By Micha Green, AFRO Washington, D.C. Editor, [email protected]
Even when women weren’t getting as much appreciation as Beyoncé’s modern day anthem, “Run the World (Girls),” with Motown, the Temptations were singing, “My Girl,” and people were “Dancing in the Streets” to the tunes of female powerhouses like Martha and the Vandellas and The Supremes. Thus when the Zonta Club of Mid-Maryland and Yellow Rose Foundation, two organizations who work to empower women, decided to use Motown as their theme for the annual fundraiser, it was a perfect fit for the cause, underscore for the evening and a fun way to celebrate old school music and traditions all the while uplifting ladies worldwide.
Founded 100 years ago, Zonta International is a global network of approximately 29,000 professional members, who work to empower and improve the lives of women through service and advocacy. Zonta Club of Mid-Maryland, chartered in 2016, serves the same purpose as the international organization and is in its third year of holding a fundraiser in order to further their work.
Yellow Rose Foundation is a non-profit organization established in 2017 for educational, health, scientific and charitable purposes to improve the overall livelihood of women primarily through grants, service and partnerships.
Zonta Club of Mid-Maryland and Yellow Rose Foundation collaborated to bring Prince Georgians, and those in the surrounding area, an opportunity to dine, dance and spend money on auction items, all for a good cause- women’s empowerment.
In its third year of fundraising, Zonta Club decided to go with a fun Motown theme, particularly as the music organization is celebrating 60 years of being in the business. Bellbottoms, afros, bright colors and sequins were in full effect at the fundraiser on Feb. 16 at the Hotel at the University of Maryland in College Park. From 7-11 p.m., guests could shop local vendors, enjoy cocktails, dine with a three-course meal, bid on items, and dance the night away to Motown tunes and other funky rhythms.

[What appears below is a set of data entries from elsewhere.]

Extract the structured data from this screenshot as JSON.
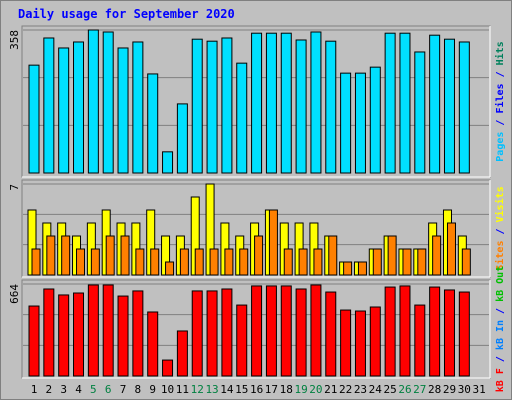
{
  "chart_data": {
    "type": "bar",
    "title": "Daily usage for September 2020",
    "categories": [
      "1",
      "2",
      "3",
      "4",
      "5",
      "6",
      "7",
      "8",
      "9",
      "10",
      "11",
      "12",
      "13",
      "14",
      "15",
      "16",
      "17",
      "18",
      "19",
      "20",
      "21",
      "22",
      "23",
      "24",
      "25",
      "26",
      "27",
      "28",
      "29",
      "30",
      "31"
    ],
    "category_colors": [
      "#000000",
      "#000000",
      "#000000",
      "#000000",
      "#008040",
      "#008040",
      "#000000",
      "#000000",
      "#000000",
      "#000000",
      "#000000",
      "#008040",
      "#008040",
      "#000000",
      "#000000",
      "#000000",
      "#000000",
      "#000000",
      "#008040",
      "#008040",
      "#000000",
      "#000000",
      "#000000",
      "#000000",
      "#000000",
      "#008040",
      "#008040",
      "#000000",
      "#000000",
      "#000000",
      "#000000"
    ],
    "panels": [
      {
        "ylim": [
          0,
          358
        ],
        "yticks": [
          358
        ],
        "side_labels": [
          {
            "text": "Pages",
            "color": "#00c0ff"
          },
          {
            "text": " / ",
            "color": "#0000ff"
          },
          {
            "text": "Files",
            "color": "#0000ff"
          },
          {
            "text": " / ",
            "color": "#0000ff"
          },
          {
            "text": "Hits",
            "color": "#00805c"
          }
        ],
        "series": [
          {
            "name": "Pages",
            "color": "#00e0ff",
            "values": [
              270,
              338,
              313,
              328,
              358,
              353,
              313,
              328,
              248,
              53,
              173,
              335,
              330,
              338,
              275,
              350,
              350,
              350,
              333,
              353,
              330,
              250,
              250,
              265,
              350,
              350,
              303,
              345,
              335,
              328,
              null
            ]
          }
        ]
      },
      {
        "ylim": [
          0,
          7
        ],
        "yticks": [
          7
        ],
        "side_labels": [
          {
            "text": "Sites",
            "color": "#ff8000"
          },
          {
            "text": " / ",
            "color": "#0000ff"
          },
          {
            "text": "Visits",
            "color": "#ffff00"
          }
        ],
        "series": [
          {
            "name": "Visits",
            "color": "#ffff00",
            "values": [
              5,
              4,
              4,
              3,
              4,
              5,
              4,
              4,
              5,
              3,
              3,
              6,
              7,
              4,
              3,
              4,
              5,
              4,
              4,
              4,
              3,
              1,
              1,
              2,
              3,
              2,
              2,
              4,
              5,
              3,
              null
            ]
          },
          {
            "name": "Sites",
            "color": "#ff8000",
            "values": [
              2,
              3,
              3,
              2,
              2,
              3,
              3,
              2,
              2,
              1,
              2,
              2,
              2,
              2,
              2,
              3,
              5,
              2,
              2,
              2,
              3,
              1,
              1,
              2,
              3,
              2,
              2,
              3,
              4,
              2,
              null
            ]
          }
        ]
      },
      {
        "ylim": [
          0,
          664
        ],
        "yticks": [
          664
        ],
        "side_labels": [
          {
            "text": "kB F",
            "color": "#ff0000"
          },
          {
            "text": " / ",
            "color": "#0000ff"
          },
          {
            "text": "kB In",
            "color": "#0080ff"
          },
          {
            "text": " / ",
            "color": "#0000ff"
          },
          {
            "text": "kB Out",
            "color": "#00c000"
          }
        ],
        "series": [
          {
            "name": "kB F",
            "color": "#ff0000",
            "values": [
              505,
              628,
              585,
              599,
              657,
              657,
              577,
              614,
              462,
              115,
              325,
              614,
              614,
              628,
              512,
              650,
              650,
              650,
              628,
              657,
              606,
              476,
              469,
              498,
              642,
              650,
              512,
              642,
              621,
              606,
              null
            ]
          }
        ]
      }
    ]
  }
}
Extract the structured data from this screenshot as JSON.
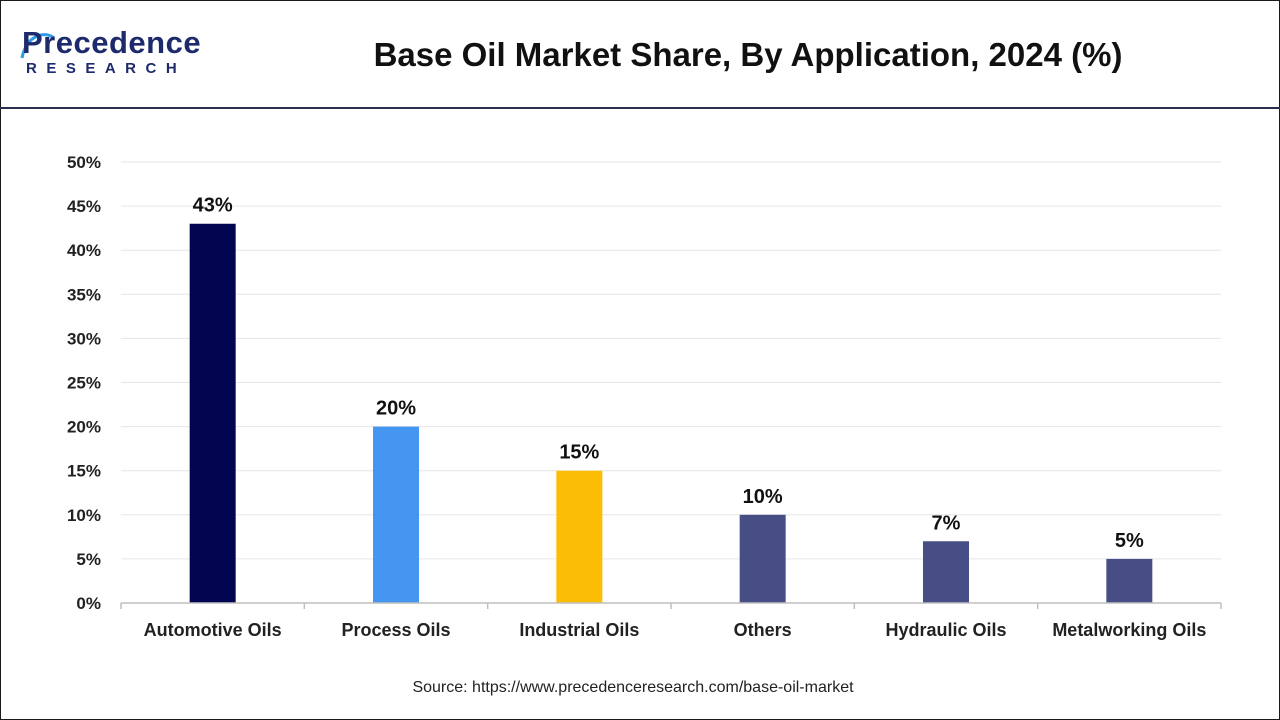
{
  "brand": {
    "logo_main": "Precedence",
    "logo_sub": "RESEARCH"
  },
  "title": "Base Oil Market Share, By Application, 2024 (%)",
  "source": "Source: https://www.precedenceresearch.com/base-oil-market",
  "chart_data": {
    "type": "bar",
    "title": "Base Oil Market Share, By Application, 2024 (%)",
    "xlabel": "",
    "ylabel": "",
    "categories": [
      "Automotive Oils",
      "Process Oils",
      "Industrial Oils",
      "Others",
      "Hydraulic Oils",
      "Metalworking Oils"
    ],
    "values": [
      43,
      20,
      15,
      10,
      7,
      5
    ],
    "value_labels": [
      "43%",
      "20%",
      "15%",
      "10%",
      "7%",
      "5%"
    ],
    "colors": [
      "#020550",
      "#4496f0",
      "#fcbe05",
      "#474e86",
      "#474e86",
      "#474e86"
    ],
    "ylim": [
      0,
      50
    ],
    "yticks": [
      0,
      5,
      10,
      15,
      20,
      25,
      30,
      35,
      40,
      45,
      50
    ],
    "ytick_labels": [
      "0%",
      "5%",
      "10%",
      "15%",
      "20%",
      "25%",
      "30%",
      "35%",
      "40%",
      "45%",
      "50%"
    ],
    "grid": true,
    "legend": "none"
  }
}
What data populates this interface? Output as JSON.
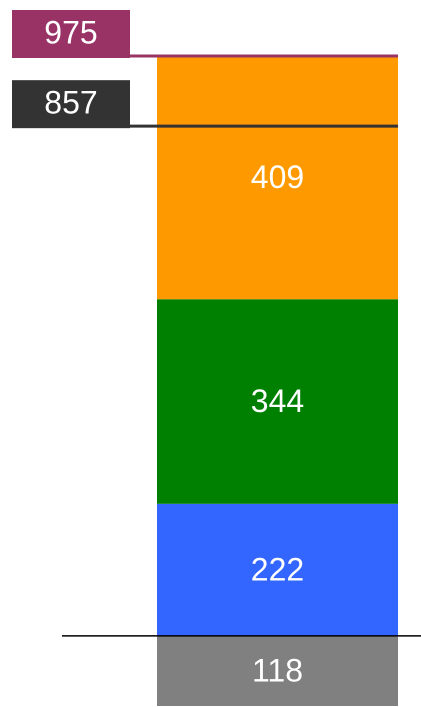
{
  "chart_data": {
    "type": "stacked_bar",
    "categories": [
      null
    ],
    "series": [
      {
        "color": "#3366ff",
        "values": [
          222
        ]
      },
      {
        "color": "#008000",
        "values": [
          344
        ]
      },
      {
        "color": "#ff9900",
        "values": [
          409
        ]
      },
      {
        "color": "#808080",
        "values": [
          -118
        ],
        "value_labels": [
          "118"
        ]
      }
    ],
    "markers": [
      {
        "value": 975,
        "color": "#993366"
      },
      {
        "value": 857,
        "color": "#333333"
      }
    ],
    "ylim": [
      -118,
      975
    ]
  }
}
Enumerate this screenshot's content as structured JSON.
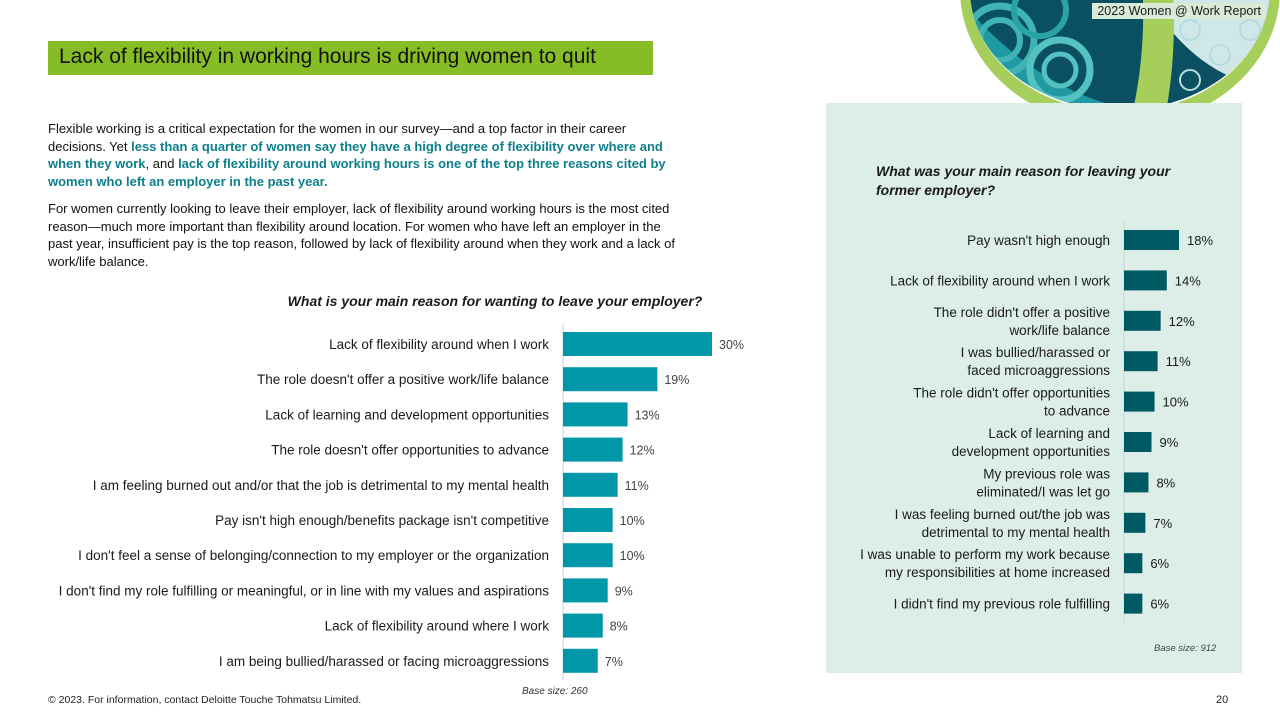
{
  "report_tag": "2023 Women @ Work Report",
  "title": "Lack of flexibility in working hours is driving women to quit",
  "intro": {
    "p1_a": "Flexible working is a critical expectation for the women in our survey—and a top factor in their career decisions. Yet ",
    "p1_b": "less than a quarter of women say they have a high degree of flexibility over where and when they work",
    "p1_c": ", and ",
    "p1_d": "lack of flexibility around working hours is one of the top three reasons cited by women who left an employer in the past year.",
    "p2": "For women currently looking to leave their employer, lack of flexibility around working hours is the most cited reason—much more important than flexibility around location. For women who have left an employer in the past year, insufficient pay is the top reason, followed by lack of flexibility around when they work and a lack of work/life balance."
  },
  "colors": {
    "accent_green": "#86bc25",
    "bar_left": "#0097a9",
    "bar_right": "#005a64",
    "panel_bg": "#ddede8"
  },
  "chart_data": [
    {
      "type": "bar",
      "orientation": "horizontal",
      "title": "What is your main reason for wanting to leave your employer?",
      "categories": [
        "Lack of flexibility around when I work",
        "The role doesn't offer a positive work/life balance",
        "Lack of learning and development opportunities",
        "The role doesn't offer opportunities to advance",
        "I am feeling burned out and/or that the job is detrimental to my mental health",
        "Pay isn't high enough/benefits package isn't competitive",
        "I don't feel a sense of belonging/connection to my employer or the organization",
        "I don't find my role fulfilling or meaningful, or in line with my values and aspirations",
        "Lack of flexibility around where I work",
        "I am being bullied/harassed or facing microaggressions"
      ],
      "values": [
        30,
        19,
        13,
        12,
        11,
        10,
        10,
        9,
        8,
        7
      ],
      "value_labels": [
        "30%",
        "19%",
        "13%",
        "12%",
        "11%",
        "10%",
        "10%",
        "9%",
        "8%",
        "7%"
      ],
      "base": "Base size: 260"
    },
    {
      "type": "bar",
      "orientation": "horizontal",
      "title": "What was your main reason for leaving your former employer?",
      "categories": [
        [
          "Pay wasn't high enough"
        ],
        [
          "Lack of flexibility around when I work"
        ],
        [
          "The role didn't offer a positive",
          "work/life balance"
        ],
        [
          "I was bullied/harassed or",
          "faced microaggressions"
        ],
        [
          "The role didn't offer opportunities",
          "to advance"
        ],
        [
          "Lack of learning and",
          "development opportunities"
        ],
        [
          "My previous role was",
          "eliminated/I was let go"
        ],
        [
          "I was feeling burned out/the job was",
          "detrimental to my mental health"
        ],
        [
          "I was unable to perform my work because",
          "my responsibilities at home increased"
        ],
        [
          "I didn't find my previous role fulfilling"
        ]
      ],
      "values": [
        18,
        14,
        12,
        11,
        10,
        9,
        8,
        7,
        6,
        6
      ],
      "value_labels": [
        "18%",
        "14%",
        "12%",
        "11%",
        "10%",
        "9%",
        "8%",
        "7%",
        "6%",
        "6%"
      ],
      "base": "Base size: 912"
    }
  ],
  "footer": "© 2023. For information, contact Deloitte Touche Tohmatsu Limited.",
  "page_number": "20"
}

Tracey Tolbert Jones and Rhonda Caldwell were the official fundraising co-chairs who ensured the night was “Signed, Sealed, Delivered.” Further there were other esteemed honorary chairs who brought a further level of prominence to the illustrious event, including legendary news anchor Maureen Bunyan, celebrated businessman Dr. Tommie Thompson and Prince George’s County State’ Attorney Aisha Braveboy.
Braveboy shared why taking part in the fundraising efforts for young women were so important, particularly with Zonta and Yellow Rose Foundation.
“It is still challenging in this world, being a woman, but everyday we need that challenge,” she said before quoting a famous activist and artist. “’You can pray until you think, but unless you get up and do something, God is not just going to put it in your lap,’ and those are the words of Fannie Lou Hamer. And she is an inspiration to all of us and we all stand on her shoulders. She was a Civil Rights leader, a leader for women, in particular Black women, who weren’t always recognized in the Women’s Rights Movement. And she was known for her resilience. She was threatened, she was harassed, she was shot at and assaulted for standing up for herself, for women and for all of us. So if she can endure that, we can endure the struggles we face today. But it’s because of organizations like Zonta International that we’re able to do it together,” the State’s Attorney emphasized.
“We need to move forward together, and that’s what Zonta International is all about- elevating women.”
After a night of fun for a cause, money is allocated for young women in Prince George’s County and worldwide.
“One-third of the fund we send to 12 African countries (one is Madagascar where we do integrated education program) to help stop or delay early child marriage,” Zonta volunteer Maureen Braimbridge told the AFRO.
Other funds will be donated within Prince George’s County to contribute towards domestic violence survivors, young women in public affairs and Prince George’s Community College.